Schubert, Piano Sonatas No. 7 in E flat major D568; No. 14 in A minor D784; No. 17 in D major D850: Paul Lewis, Wigmore Hall, Saturday October 6th. (M.E.)

According to Schubert's friend Albert Stadler, the composer had "A beautiful touch, a steady hand, clear and clean playing full of spirit and feeling. He still belonged to the old school of good pianists, in which the fingers didn't attack the poor keys aggressively." Those remarks might equally well be applied to the young British pianist Paul Lewis, who embarked upon his Schubert Sonata series with this superb recital, heard with rapt attention by a packed house.

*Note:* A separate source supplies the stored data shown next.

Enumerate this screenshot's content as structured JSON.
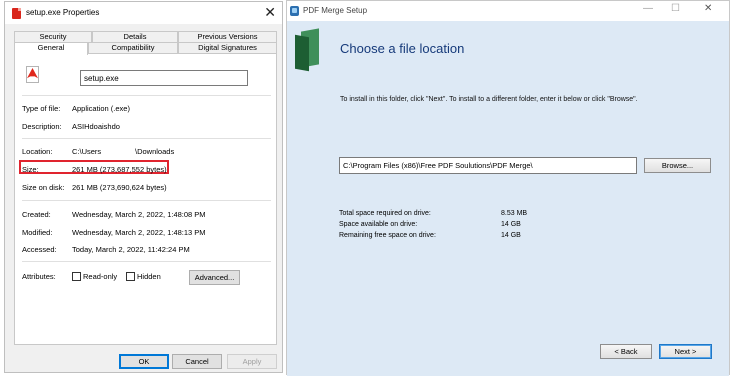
{
  "properties": {
    "title": "setup.exe Properties",
    "close_glyph": "✕",
    "tabs_top": [
      "Security",
      "Details",
      "Previous Versions"
    ],
    "tabs_bottom": [
      "General",
      "Compatibility",
      "Digital Signatures"
    ],
    "file_name": "setup.exe",
    "fields": {
      "type_label": "Type of file:",
      "type_value": "Application (.exe)",
      "desc_label": "Description:",
      "desc_value": "ASIHdoaishdo",
      "location_label": "Location:",
      "location_value_1": "C:\\Users",
      "location_value_2": "\\Downloads",
      "size_label": "Size:",
      "size_value": "261 MB (273,687,552 bytes)",
      "size_on_disk_label": "Size on disk:",
      "size_on_disk_value": "261 MB (273,690,624 bytes)",
      "created_label": "Created:",
      "created_value": "Wednesday, March 2, 2022, 1:48:08 PM",
      "modified_label": "Modified:",
      "modified_value": "Wednesday, March 2, 2022, 1:48:13 PM",
      "accessed_label": "Accessed:",
      "accessed_value": "Today, March 2, 2022, 11:42:24 PM",
      "attributes_label": "Attributes:",
      "readonly_label": "Read-only",
      "hidden_label": "Hidden"
    },
    "buttons": {
      "advanced": "Advanced...",
      "ok": "OK",
      "cancel": "Cancel",
      "apply": "Apply"
    },
    "highlight_color": "#e0242e"
  },
  "setup": {
    "title": "PDF Merge Setup",
    "window_controls": {
      "minimize": "—",
      "maximize": "☐",
      "close": "✕"
    },
    "heading": "Choose a file location",
    "instruction": "To install in this folder, click \"Next\". To install to a different folder, enter it below or click \"Browse\".",
    "path": "C:\\Program Files (x86)\\Free PDF Soulutions\\PDF Merge\\",
    "browse": "Browse...",
    "space": [
      {
        "label": "Total space required on drive:",
        "value": "8.53 MB"
      },
      {
        "label": "Space available on drive:",
        "value": "14 GB"
      },
      {
        "label": "Remaining free space on drive:",
        "value": "14 GB"
      }
    ],
    "back": "< Back",
    "next": "Next >",
    "heading_color": "#163a7a",
    "background_color": "#dde9f5"
  }
}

These sonatas, with their poetic language and melodic structure, are closely related to Schubert's songs, and it was one of the many strengths of this performance that Lewis brought out this relationship, with his cantabile style of playing and his lovely, unforced phrasing. He conveyed that characteristic Schubertian sense of introspection whilst also relishing the more extrovert passages such as those inspired by Laendler and other dances.

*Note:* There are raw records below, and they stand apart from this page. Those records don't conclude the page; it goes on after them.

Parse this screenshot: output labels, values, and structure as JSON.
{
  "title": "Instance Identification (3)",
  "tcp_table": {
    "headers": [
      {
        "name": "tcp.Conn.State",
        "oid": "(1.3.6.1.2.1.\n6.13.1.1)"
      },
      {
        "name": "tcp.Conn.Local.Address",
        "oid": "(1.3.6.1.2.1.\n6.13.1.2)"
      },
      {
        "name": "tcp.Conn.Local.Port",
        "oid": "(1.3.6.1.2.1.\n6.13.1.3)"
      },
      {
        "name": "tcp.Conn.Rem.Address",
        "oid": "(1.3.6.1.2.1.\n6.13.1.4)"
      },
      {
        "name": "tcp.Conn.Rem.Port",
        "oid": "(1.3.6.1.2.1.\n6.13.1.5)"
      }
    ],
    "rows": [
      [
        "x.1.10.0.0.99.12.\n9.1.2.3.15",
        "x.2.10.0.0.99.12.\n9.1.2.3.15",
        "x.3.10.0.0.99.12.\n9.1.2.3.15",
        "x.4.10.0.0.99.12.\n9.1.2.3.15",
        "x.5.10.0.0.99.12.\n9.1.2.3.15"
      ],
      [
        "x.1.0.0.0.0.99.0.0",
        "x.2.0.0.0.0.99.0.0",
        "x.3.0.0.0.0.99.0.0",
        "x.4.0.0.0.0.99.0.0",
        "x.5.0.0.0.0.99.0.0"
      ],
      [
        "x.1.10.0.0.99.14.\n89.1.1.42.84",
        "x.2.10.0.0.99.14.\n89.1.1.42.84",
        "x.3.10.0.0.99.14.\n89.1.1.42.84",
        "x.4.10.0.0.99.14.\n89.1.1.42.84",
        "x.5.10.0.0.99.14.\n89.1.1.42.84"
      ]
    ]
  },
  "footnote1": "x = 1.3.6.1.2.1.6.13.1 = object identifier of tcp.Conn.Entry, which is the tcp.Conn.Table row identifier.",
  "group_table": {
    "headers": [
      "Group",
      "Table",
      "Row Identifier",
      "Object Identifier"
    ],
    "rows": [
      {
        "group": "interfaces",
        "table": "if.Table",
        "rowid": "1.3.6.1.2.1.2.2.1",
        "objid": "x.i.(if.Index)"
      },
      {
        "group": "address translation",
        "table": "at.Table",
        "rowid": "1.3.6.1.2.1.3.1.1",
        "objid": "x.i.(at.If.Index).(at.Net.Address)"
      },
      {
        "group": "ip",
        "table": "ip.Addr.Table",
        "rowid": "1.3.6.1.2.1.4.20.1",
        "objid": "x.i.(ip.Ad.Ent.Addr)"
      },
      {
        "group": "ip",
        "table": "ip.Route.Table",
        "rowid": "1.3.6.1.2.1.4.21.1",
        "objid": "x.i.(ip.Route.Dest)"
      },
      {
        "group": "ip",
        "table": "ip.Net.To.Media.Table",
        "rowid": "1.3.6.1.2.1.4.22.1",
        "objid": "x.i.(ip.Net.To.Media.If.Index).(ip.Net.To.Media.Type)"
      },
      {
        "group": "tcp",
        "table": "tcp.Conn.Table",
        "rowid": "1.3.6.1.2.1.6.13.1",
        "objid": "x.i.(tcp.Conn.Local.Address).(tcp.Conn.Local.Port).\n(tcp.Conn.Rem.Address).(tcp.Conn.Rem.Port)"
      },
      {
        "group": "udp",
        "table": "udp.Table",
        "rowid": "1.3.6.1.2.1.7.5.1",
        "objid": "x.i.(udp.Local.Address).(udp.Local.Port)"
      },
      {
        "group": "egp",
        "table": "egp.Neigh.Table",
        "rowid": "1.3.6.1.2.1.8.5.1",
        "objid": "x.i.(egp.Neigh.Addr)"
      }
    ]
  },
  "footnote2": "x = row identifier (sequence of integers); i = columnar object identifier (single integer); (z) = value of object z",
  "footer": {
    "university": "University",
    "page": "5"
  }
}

In a memorable essay about Fischer-Dieskau, Gerald Moore once wrote that what set the baritone apart from every other singer was Rhythm - "This is the life-blood of music and he is the master of it." We come back to that song connection again, since one of the great skills of this younger master is the way in which he recognises the inherent rhythmic coherence of each piece; one is never dismayed by the "heavenly length" of performances in which the pianist has so clearly mapped out for us the rhythmic pattern upon which each movement is based. This was especially true of the E flat major D568, with its song-like Andante and lilting minuet.

The D major sonata, D850, is perhaps the most misunderstood of Schubert's piano works, in the sense that it is frequently played as an extrovert tour de force, and the relationship with both "Die Schoene Muellerin" and "Winterreise" is forgotten. Lewis understood perfectly that this wonderful sonata is built upon Schubert's experience of the natural world, just as strongly as are those great cycles (it was written at Bad Gastein in 1825, surrounded by a romantic countryside of mountains and rushing brooks) and he brought out superbly those important contrasts between the birdsong-like variations of the second movement and the more brooding, bleak elements of the first. The most remarkable feature of the Laendler - based Scherzo and the delicate, sighing Rondo was the use Lewis made of Schubert's silences; those crucial rests are so frequently fluffed in performance, either by the pianist's reluctance to give them their full weight or by one stray cougher who seizes upon them as the ideal moment to make his presence felt, but here they were an integral, and most moving, part of the whole.

Wilhelm Kempff was sometimes criticised for emphasising the poetry of these sonatas at the expense of their drama; this is not a criticism which could ever be directed at Paul Lewis, yet Lewis is still very much a pianist in Kempff's mould, and there could hardly be any higher praise; the other recitals in the series, on December 2nd, March 7th and May 5th, are most warmly recommended.